The EIP, or the Educational Innovations Project, is a 10-year grant provided by the Accreditation Council on Graduate Medical Education (ACGME) for the purpose of moving residency accreditation from conforming to processes to achieving meaningful outcomes; namely competent physicians.


In 2006, the Baystate Medical Center/Tufts University School of Medicine Internal Medicine Residency Program became one of 20 training sites in the country to receive an EIP grant.  Our goal is to prepare residents to practice medicine today and in the future.  Among other features this requires a curriculum that teaches teamwork and embraces the Quality and Safety movement.  It also requires lifelong learning skills to be an essential element of training and has inspired us to blur the lines between GME and CME.  Hence, we have begun to incorporate Performance Improvement Modules (PIM), which are part of the American Board of Internal Medicine (ABIM) Recertification Process into our core educational experience. 


American Board of Internal Medicine (ABIM) practice improvement module (PIM)

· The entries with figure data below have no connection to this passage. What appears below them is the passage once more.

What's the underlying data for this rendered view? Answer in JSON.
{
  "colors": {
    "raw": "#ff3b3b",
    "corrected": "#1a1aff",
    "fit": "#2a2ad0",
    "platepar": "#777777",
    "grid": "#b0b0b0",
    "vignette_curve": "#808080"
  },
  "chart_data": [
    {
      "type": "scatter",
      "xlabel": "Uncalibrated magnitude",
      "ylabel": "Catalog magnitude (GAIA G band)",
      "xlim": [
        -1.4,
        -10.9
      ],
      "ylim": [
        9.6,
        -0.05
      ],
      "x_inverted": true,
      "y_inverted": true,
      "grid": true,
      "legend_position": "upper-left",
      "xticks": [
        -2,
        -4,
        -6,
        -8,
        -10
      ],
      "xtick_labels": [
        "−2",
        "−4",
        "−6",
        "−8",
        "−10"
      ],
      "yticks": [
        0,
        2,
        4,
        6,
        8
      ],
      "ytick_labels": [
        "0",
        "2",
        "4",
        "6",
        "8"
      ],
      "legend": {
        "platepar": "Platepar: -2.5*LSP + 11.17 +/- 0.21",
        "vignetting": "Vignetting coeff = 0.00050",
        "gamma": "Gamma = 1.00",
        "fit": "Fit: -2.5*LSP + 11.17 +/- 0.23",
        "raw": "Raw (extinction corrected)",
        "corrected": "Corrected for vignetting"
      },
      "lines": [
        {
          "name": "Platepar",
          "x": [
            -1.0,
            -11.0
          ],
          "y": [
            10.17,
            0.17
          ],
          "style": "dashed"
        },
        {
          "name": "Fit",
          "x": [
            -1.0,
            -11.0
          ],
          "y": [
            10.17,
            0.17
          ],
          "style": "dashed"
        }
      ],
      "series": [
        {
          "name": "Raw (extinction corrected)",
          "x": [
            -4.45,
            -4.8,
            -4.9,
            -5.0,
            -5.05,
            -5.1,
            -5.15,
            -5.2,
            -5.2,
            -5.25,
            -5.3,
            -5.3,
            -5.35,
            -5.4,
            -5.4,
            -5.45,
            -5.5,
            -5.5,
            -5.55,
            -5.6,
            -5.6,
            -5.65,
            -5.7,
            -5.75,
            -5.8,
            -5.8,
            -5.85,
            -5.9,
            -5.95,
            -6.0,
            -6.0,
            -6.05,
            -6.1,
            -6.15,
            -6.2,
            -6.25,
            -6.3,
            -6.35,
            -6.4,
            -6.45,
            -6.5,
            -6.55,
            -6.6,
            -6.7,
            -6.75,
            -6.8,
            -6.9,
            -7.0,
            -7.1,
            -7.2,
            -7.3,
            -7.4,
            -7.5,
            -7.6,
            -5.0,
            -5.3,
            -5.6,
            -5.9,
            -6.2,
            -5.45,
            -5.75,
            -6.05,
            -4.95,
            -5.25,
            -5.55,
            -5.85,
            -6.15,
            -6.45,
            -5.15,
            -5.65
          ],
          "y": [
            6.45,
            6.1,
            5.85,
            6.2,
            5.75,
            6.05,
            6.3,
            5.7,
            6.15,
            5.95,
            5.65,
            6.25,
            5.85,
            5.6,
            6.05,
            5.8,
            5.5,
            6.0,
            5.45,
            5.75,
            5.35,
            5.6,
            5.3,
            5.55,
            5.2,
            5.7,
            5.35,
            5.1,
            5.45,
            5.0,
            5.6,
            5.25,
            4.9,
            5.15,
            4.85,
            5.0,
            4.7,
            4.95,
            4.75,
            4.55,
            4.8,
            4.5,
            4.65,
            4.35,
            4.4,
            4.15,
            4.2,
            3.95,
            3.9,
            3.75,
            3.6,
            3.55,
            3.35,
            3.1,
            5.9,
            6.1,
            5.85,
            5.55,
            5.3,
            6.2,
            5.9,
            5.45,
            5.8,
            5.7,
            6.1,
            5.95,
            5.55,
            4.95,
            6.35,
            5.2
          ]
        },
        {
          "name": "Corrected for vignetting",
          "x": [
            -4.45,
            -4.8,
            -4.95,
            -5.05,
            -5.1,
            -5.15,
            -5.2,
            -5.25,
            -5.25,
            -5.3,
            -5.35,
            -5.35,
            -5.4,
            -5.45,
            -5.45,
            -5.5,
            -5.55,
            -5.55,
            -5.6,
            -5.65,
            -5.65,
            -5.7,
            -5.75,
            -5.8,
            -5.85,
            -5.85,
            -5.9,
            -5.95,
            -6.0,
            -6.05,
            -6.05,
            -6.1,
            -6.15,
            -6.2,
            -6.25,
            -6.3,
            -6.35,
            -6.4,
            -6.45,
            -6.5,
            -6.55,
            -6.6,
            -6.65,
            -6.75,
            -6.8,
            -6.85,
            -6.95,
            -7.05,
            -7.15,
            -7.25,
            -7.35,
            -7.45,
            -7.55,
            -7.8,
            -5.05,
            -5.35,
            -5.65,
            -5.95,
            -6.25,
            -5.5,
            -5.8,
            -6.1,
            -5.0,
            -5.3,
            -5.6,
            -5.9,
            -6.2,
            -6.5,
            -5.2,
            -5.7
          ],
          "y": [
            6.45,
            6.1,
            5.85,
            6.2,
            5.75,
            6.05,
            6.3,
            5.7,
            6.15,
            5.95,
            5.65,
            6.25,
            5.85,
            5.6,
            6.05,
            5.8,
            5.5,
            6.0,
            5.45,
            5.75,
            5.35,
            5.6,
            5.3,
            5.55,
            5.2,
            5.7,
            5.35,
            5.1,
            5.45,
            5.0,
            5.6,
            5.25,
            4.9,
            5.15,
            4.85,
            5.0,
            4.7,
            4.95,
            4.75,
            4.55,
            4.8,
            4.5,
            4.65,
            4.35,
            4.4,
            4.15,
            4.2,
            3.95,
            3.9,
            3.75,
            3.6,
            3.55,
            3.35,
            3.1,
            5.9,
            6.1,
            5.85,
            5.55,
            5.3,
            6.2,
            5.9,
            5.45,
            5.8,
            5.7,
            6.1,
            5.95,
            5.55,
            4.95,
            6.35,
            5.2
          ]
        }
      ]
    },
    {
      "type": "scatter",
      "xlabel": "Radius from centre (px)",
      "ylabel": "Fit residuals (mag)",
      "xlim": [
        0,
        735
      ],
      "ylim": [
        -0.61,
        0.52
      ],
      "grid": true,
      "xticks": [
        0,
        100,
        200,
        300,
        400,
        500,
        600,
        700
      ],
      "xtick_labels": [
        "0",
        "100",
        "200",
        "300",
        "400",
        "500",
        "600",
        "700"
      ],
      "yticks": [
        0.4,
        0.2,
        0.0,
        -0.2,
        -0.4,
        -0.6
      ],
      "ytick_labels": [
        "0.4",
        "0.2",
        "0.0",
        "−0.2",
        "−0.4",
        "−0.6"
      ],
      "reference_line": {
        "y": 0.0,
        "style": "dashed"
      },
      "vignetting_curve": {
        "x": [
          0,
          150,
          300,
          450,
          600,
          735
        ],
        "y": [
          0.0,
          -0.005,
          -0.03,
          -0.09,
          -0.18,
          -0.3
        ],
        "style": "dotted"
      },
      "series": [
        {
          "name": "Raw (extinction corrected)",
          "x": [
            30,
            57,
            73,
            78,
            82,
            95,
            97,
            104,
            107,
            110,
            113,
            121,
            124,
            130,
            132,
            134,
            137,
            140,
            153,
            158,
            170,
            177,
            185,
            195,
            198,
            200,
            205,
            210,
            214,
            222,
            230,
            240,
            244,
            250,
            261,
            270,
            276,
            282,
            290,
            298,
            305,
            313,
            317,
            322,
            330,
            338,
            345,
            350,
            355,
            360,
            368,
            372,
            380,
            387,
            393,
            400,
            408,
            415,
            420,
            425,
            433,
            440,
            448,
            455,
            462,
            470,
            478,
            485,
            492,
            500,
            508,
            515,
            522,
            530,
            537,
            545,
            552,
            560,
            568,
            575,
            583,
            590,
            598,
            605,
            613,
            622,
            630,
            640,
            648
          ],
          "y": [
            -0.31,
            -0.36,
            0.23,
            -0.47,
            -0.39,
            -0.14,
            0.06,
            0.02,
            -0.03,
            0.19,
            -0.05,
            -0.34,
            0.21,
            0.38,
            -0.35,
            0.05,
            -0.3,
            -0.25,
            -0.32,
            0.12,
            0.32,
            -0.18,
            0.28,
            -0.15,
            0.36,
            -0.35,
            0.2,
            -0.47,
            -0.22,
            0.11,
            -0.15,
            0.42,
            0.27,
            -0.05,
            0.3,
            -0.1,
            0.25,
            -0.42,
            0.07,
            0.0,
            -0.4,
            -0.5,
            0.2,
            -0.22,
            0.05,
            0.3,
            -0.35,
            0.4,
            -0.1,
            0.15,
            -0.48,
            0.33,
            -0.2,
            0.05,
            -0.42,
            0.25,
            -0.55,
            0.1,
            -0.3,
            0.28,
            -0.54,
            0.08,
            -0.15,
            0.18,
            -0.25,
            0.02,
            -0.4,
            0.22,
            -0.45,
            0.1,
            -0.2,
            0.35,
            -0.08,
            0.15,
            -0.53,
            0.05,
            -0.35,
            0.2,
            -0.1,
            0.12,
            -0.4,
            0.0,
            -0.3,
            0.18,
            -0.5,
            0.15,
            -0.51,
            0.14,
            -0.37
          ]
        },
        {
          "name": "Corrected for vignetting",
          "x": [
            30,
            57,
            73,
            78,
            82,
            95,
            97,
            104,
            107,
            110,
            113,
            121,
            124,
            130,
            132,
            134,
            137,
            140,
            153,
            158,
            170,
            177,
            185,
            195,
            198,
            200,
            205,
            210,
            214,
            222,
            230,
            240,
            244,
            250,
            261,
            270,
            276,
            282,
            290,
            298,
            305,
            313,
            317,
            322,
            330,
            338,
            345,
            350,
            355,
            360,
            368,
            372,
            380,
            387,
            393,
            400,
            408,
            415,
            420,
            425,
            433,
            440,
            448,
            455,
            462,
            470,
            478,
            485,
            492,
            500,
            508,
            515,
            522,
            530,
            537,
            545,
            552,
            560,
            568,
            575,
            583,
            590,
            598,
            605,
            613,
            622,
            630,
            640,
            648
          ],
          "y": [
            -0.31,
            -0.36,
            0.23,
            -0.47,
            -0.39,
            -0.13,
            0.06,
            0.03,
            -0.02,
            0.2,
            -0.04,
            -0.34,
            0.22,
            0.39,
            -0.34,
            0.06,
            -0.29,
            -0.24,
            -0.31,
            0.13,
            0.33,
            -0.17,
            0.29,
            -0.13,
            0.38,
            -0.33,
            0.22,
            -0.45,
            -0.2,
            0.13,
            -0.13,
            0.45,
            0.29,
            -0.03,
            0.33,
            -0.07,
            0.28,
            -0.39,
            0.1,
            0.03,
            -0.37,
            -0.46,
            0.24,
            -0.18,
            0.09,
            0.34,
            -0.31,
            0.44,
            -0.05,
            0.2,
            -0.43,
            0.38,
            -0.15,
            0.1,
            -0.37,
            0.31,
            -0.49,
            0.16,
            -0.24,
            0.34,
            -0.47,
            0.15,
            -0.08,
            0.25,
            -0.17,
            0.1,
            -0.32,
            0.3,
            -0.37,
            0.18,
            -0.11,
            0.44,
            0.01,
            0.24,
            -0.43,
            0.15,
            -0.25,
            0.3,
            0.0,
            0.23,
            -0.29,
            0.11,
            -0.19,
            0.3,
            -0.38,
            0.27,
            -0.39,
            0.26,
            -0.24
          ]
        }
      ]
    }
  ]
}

Practice Improvement Modules, or PIMs, are web-based learning and practice self-assessment tools developed by the ABIM to assist physicians to apply quality improvement principles in practice.  The hospital-based PIM allows physicians to utilize and reflect on hospital-level outcomes data for acute myocardial infarction, community acquired pneumonia (CAP), heart failure (HF), and ventilator-associated pneumonia (VAP) using Medicare published core measures.  The ABIM PIMs were adapted for use by residency programs as a tool to teach and evaluate the ACGME core competencies practice-based learning and improvement (PBLI) and systems-based practice (SBP), and as a stimulus for practical application of quality improvement concepts.  We decided to complete the ABIM PIMs for heart failure and pneumonia and to focus on improving the utilization of care sets among residents and hospitalists. 


TRACER Rotation

Another innovation of our EIP is the Tracer Experience where residents join a traditional team with the role of observing and contributing to the process of care with attention to the adherence to Clinical Practice Guidelines and standardized safety measures.  During this rotation, residents follow or “trace” patients as they transition to post-acute settings to study the effectiveness of hand-overs and identify errors.  They learn first-hand from these encounters and then bring back their observations to the primary team to enhance their learning as well.